Зеленая окраска нашего дома всем нам казалась немножко странноватой, поскольку большинство домов были красные. Но деревенские все же считали, что к этому не стоит относиться слишком серьезно, и ничего не говорили, во всяком случае, ни Юханнесу, ни мне. Впрочем, мы были малолетки, надо держать язык за зубами. Ушки на макушке, и так далее. Как тут ни кумекай, кто из нас — Юханнес или я — имел право жить в зеленом доме, но у нас было немало родни в деревне. Поскольку папа выкрасил дом в зеленый цвет, а потом помер, следовало считаться с усопшим. Поэтому о цвете много не распространялись.
Дом стоял на расстоянии около тысячи ста километров к северу от Стокгольма, по правую руку, если идти из Нурдмарка, или по левую, если ты шел из «Коппры». Он был зеленый.
Дом стоял на взгорье, на опушке леса.
Он был двухэтажный, причем второй этаж оборудован под жилье лишь наполовину. У одного из торцов, того, куда выходило окно спальни с видом на ручей, долину, и озеро, и болото Хьоггбёлетрэскет с Русским островом посередине, — так вот, возле этой стены росла рябина.

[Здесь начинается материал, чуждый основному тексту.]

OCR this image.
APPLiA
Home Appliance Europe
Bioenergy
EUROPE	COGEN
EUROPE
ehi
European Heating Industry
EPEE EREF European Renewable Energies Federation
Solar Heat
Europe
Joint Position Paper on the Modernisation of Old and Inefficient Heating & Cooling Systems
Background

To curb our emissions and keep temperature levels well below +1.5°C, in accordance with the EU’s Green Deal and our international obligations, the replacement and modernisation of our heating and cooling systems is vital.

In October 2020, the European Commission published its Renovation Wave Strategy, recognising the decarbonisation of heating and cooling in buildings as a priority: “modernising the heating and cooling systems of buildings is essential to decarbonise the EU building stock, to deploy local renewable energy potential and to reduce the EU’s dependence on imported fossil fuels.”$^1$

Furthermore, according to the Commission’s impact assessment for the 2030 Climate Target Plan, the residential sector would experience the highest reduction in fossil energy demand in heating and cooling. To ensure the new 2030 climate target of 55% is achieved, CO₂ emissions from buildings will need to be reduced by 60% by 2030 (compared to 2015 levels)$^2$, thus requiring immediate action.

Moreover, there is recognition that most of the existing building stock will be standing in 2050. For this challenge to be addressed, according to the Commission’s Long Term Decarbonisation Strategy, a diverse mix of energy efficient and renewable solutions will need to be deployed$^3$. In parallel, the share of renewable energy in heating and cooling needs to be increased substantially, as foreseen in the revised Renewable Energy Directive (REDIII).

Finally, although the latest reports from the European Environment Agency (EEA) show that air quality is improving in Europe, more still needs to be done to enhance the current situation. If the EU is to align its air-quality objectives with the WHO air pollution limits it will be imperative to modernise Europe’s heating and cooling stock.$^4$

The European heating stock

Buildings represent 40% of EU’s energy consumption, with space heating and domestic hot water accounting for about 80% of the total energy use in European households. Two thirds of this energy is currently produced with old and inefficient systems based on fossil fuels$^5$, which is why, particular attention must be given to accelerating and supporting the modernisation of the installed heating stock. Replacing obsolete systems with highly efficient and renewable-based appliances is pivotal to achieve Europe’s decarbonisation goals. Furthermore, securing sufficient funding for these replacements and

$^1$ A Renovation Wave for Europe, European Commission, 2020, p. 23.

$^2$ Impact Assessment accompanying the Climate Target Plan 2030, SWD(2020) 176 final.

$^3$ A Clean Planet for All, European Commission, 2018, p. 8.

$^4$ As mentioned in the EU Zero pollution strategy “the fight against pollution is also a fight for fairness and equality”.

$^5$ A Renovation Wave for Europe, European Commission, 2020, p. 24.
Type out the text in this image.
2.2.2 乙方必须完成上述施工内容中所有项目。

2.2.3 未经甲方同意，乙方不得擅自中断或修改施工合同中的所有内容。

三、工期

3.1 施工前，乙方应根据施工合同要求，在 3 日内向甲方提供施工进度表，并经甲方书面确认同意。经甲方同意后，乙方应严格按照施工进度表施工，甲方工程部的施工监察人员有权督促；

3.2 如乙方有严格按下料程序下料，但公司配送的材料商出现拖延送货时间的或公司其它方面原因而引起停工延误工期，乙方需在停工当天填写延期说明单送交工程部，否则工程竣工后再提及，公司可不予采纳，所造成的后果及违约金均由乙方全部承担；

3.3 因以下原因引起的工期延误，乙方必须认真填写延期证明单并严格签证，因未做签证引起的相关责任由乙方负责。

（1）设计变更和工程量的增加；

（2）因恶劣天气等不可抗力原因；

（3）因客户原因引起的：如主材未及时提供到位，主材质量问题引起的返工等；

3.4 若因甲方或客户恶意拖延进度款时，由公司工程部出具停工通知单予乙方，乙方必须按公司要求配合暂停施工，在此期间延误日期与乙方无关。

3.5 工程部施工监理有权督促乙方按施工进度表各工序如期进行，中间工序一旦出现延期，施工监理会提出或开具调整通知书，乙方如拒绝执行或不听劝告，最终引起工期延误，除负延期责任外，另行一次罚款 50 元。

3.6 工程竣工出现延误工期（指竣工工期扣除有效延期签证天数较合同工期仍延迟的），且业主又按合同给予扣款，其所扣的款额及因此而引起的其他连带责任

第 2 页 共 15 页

Дерево, приносящее счастье.
Крыльцо располагалось с фасада, глядевшего на желтый молельный дом, который тоже стоял по левую руку, если идти из «Коппры», и по правую — со стороны Стокгольма. Кто-то из Вестры — не помню, как его звали, — бывал в Стокгольме, кстати, там же находилась и семинария Юханнелюнд, так что тут не о чем и языком чесать. На фасад выходило и окно кухни, где Юханнес дожидался появления Ээвы-Лисы. Ниже у ручья — строгальная мастерская с пиявками. На другой стороне озера виднелась усадьба Свена Хедмана, которая позже, после обмена, станет моим родительским домом, но от Хедманов мастерская не просматривалась. В определенные вечера — так решила Юсефина Марклюнд — обитатели зеленого дома, то есть я и она, должны были собираться в кухне и просить прощения за содеянное. Каяться в грехах.
Поначалу Юсефина не принимала в этом участия, то есть она присутствовала, но ни в чем не признавалась. Потом тоже стала каяться. Труднее всего было вспомнить какой-нибудь грех, а уж покаяться потом — пара пустяков. После обмена обязанность каяться перешла к Юханнесу, а когда приехала Ээва-Лиса, ей тоже пришлось каяться вместе с остальными. Мама каялась главным образом в том, что сомневалась в Спасителе и не имела достаточно крепкой веры, но, когда я однажды признался в том же, она резким тоном запретила мне так говорить. И в следующий раз пришлось снова выискивать какой-нибудь настоящий грех, хотя мама продолжала каяться в сомнениях и недостаточно крепкой вере. Менять признания, по ее мнению, было ни к чему. Об этом тоже нечего языком чесать. Из окна виднелся желтый дом, где висел Спаситель, а на раме картины белела зазубрина.
Над крыльцом красовалась веранда. Вполне пригожая веранда. Летом ее увивал хмель. Мне нехорошо. Желтый цвет молельного дома был ярковат, но об этом молчали. Словно бы до этого никому не было никакого дела. Странно. Как-то раз, еще до того, как нас обменяли, мой лучший друг, которого звали Юханнес, привязал к веранде бельевую веревку, и я, уцепившись за нее, спрыгнул вниз, как будто убегал от страшной опасности: Юханнес, отойдя к яблоне, издал короткий громкий предупреждающий крик, и я прыгнул, спасаясь от преследователей. Веревка обожгла ладони, и кожа на руках прямо-таки сгорела. Шрамы как бы остались до сих пор.
Внизу у дома были заросли шиповника. Они тянулись вдоль фасада.
Мы собирали грибы, по большей части сморчки. Их следовало предварительно потушить. Слово «тушить» с тех пор стало означать тушу, гниющую плоть, и смерть. Умирать надо было, как я уразумел, чистым и белым, вроде мухи между рамами или птицы, а не тушеным, как сморчок или как Арон Маркстрём из Оппстоппета, когда его обнаружили. Руне Ренстрём ребенком все это видел и рассказывал, что Арон был похож на раздувшуюся дохлую рыбину. Руне приходился мне двоюродным братом, если считать, как обстояло дело перед обменом.